Como médico, fui ao seu encontro preocupado com a circulação do novo vírus e logo passei as indicações para Celenita, que executaria com prudência os cuidados necessários; para com ela e a bisa.
– Álcool gel nas mãos – concordou Celenita.
Junto a outras preocupações, família, trabalho, pandemia, retirei-me com pesar e fiz um gentil aceno para bisa Nenê, tão discreto que tive medo de passar despercebido. Acostumado aos calorosos beijos e abraços, senti-me estranho.
Passei a refletir sobre pequenos gestos cotidianos, como a mão que passa no rosto para aliviar uma coceirinha, um cumprimento caloroso no trabalho e as risadas próximas aos amigos. Fiquei pensando no abraço não dado, na bisa distante, nos gestos calculados, como se tivesse que reprogramar o cérebro, mas compreendia o caráter passageiro dos dias ruins.
Já no final da tarde, a cuidadora meio atrapalhada, mas dedicada, me ligou com preocupações:
– Bisa Nenê está agitada e com dores no corpo. Precisa de um atendimento urgente!
– Deixe-me falar com ela, antes passe álcool no telefone.
– O álcool acabou.
– Como assim? Estava cheio… mas… deixa pra lá. Preciso conversar com bisa. Um abraço!

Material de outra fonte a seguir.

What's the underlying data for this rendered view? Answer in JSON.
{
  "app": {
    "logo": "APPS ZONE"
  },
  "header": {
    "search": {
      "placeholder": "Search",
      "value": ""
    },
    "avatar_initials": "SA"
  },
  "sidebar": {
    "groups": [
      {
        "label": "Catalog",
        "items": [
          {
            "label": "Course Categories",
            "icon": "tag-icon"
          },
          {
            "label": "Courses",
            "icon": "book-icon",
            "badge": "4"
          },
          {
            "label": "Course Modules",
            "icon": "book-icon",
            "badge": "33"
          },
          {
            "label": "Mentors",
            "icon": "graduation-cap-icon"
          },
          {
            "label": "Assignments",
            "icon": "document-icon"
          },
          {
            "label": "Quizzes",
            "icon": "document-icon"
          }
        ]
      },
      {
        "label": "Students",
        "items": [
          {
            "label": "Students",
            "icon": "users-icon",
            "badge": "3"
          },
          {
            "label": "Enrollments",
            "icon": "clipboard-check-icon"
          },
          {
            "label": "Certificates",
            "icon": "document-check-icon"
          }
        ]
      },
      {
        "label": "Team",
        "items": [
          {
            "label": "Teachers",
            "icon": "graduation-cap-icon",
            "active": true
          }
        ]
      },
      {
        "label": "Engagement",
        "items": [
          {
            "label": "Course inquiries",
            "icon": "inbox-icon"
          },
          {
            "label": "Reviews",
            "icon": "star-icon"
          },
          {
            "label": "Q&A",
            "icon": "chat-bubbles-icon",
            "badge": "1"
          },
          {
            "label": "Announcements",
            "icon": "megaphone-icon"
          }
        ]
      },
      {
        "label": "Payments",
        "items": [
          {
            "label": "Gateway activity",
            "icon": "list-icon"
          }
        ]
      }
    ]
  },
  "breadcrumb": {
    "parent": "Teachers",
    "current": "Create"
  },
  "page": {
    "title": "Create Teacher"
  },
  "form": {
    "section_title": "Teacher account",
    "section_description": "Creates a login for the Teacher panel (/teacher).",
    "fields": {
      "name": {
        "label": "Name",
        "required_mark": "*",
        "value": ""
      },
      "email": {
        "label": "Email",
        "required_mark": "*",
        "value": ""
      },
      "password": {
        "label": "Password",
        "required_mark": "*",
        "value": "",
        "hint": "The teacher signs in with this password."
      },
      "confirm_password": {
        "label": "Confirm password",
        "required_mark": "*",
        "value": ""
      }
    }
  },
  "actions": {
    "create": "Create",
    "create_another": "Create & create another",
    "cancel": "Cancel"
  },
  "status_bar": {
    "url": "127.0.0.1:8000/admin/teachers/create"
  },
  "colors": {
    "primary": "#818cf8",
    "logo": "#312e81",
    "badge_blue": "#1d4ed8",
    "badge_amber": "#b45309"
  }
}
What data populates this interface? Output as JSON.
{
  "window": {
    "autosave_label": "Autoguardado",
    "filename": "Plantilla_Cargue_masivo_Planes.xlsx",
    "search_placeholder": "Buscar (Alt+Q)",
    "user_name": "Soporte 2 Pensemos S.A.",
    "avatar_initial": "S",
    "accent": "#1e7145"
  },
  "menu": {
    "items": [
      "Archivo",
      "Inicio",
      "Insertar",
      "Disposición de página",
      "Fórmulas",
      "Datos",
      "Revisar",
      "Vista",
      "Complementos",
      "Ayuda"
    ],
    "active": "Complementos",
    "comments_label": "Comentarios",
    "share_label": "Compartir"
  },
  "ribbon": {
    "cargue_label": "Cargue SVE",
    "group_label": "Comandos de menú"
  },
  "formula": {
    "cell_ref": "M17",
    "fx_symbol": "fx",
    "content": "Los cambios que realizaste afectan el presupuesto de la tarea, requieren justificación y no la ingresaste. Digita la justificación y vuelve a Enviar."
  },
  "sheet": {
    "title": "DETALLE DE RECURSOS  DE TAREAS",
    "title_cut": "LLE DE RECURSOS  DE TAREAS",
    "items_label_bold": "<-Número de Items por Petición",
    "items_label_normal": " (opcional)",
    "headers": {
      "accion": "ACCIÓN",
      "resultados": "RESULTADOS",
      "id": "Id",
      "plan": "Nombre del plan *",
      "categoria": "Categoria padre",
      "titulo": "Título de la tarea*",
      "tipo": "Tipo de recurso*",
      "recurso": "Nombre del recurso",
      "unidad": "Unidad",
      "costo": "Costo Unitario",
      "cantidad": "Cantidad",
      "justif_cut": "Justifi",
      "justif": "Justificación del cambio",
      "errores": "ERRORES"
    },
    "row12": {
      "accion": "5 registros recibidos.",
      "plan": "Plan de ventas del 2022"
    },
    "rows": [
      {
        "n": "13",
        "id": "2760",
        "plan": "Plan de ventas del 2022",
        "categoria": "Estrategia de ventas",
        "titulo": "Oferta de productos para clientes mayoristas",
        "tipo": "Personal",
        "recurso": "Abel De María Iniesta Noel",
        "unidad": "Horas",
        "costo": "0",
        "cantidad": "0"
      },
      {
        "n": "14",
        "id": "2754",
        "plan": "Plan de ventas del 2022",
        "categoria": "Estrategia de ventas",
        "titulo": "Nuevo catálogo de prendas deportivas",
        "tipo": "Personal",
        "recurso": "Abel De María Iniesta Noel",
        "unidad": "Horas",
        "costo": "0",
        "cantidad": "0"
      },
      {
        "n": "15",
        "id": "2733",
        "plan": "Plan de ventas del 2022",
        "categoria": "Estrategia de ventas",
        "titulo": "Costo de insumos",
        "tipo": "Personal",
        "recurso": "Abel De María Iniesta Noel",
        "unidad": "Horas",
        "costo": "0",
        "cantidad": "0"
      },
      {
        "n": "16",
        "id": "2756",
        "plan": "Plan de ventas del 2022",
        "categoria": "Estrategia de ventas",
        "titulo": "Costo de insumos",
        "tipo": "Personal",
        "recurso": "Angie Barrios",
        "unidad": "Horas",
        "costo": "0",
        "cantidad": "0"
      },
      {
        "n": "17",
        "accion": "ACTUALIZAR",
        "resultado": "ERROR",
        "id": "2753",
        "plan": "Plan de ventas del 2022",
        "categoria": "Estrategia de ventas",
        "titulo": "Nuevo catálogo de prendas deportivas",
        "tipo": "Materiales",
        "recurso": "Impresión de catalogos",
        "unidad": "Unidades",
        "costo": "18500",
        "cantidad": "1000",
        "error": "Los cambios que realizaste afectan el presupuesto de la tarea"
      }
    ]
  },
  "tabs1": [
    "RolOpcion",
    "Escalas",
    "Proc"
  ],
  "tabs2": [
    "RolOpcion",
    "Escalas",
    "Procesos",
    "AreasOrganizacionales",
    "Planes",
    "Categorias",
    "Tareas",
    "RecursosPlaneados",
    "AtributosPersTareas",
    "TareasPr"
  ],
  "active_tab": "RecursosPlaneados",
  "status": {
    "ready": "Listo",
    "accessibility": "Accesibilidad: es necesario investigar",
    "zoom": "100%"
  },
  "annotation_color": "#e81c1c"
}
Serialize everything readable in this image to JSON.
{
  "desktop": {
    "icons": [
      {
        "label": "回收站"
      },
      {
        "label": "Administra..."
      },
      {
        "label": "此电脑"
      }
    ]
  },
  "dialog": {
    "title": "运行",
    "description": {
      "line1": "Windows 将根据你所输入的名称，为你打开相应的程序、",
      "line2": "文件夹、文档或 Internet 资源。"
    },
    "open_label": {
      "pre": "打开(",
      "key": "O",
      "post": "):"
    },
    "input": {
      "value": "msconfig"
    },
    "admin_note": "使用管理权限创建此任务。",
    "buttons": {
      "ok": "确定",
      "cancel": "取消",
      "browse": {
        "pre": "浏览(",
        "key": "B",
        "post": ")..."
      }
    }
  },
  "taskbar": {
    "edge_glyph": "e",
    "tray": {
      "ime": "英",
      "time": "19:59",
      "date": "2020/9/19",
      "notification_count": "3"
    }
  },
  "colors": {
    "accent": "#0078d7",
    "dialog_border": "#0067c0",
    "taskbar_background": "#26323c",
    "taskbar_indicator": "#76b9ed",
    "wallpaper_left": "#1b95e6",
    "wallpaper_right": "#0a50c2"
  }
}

– Outro. Nenêeeeeee… telefone!
– Olá querido!
– Oi bisa, como está?
– Saiu do jeito que entrou, nem pude te dar um beijo.
– São esses tempos, logo vai passar.
– Eu estou com dor no corpo. No corpo todo, dos pés à cabeça!
– Nossa bisa, preciso ver a senhora! Aguente uns minutos. Já que chego.
E desligamos. Saí de casa com preocupações ruminando em pensamentos. Ensimesmado com a idade e a delicadeza de bisa Nenê, não estava preparado para despedidas eternas.
Ao chegar, estava bisa inquieta, gesticulando, pedindo para examiná-la. Atravessei os passarinhos, vasos e plantas, quase tropecei no frasco de álcool gel caído no chão, até que alcancei-a e toquei nos seus braços, que estavam estranhamente grudentos. A cuidadora preocupada, a bisa falando, o passarinho piando, os pensamentos girando, estava um pandepá!
– Estou toda ardendo! Reclamou bisa Nenê.
– O que aconteceu Celenita?
– Estava bem. Até que dei um banho nela e depois passei o gel. E olha que fiz direitinho, não ficou um centímetro desprotegido!
Dos males, o menor. Bisa Nenê só precisava de um banho, e depois novas orientações para a cuidadora, que álcool gel é só nas mãos e não para besuntar o corpo todo.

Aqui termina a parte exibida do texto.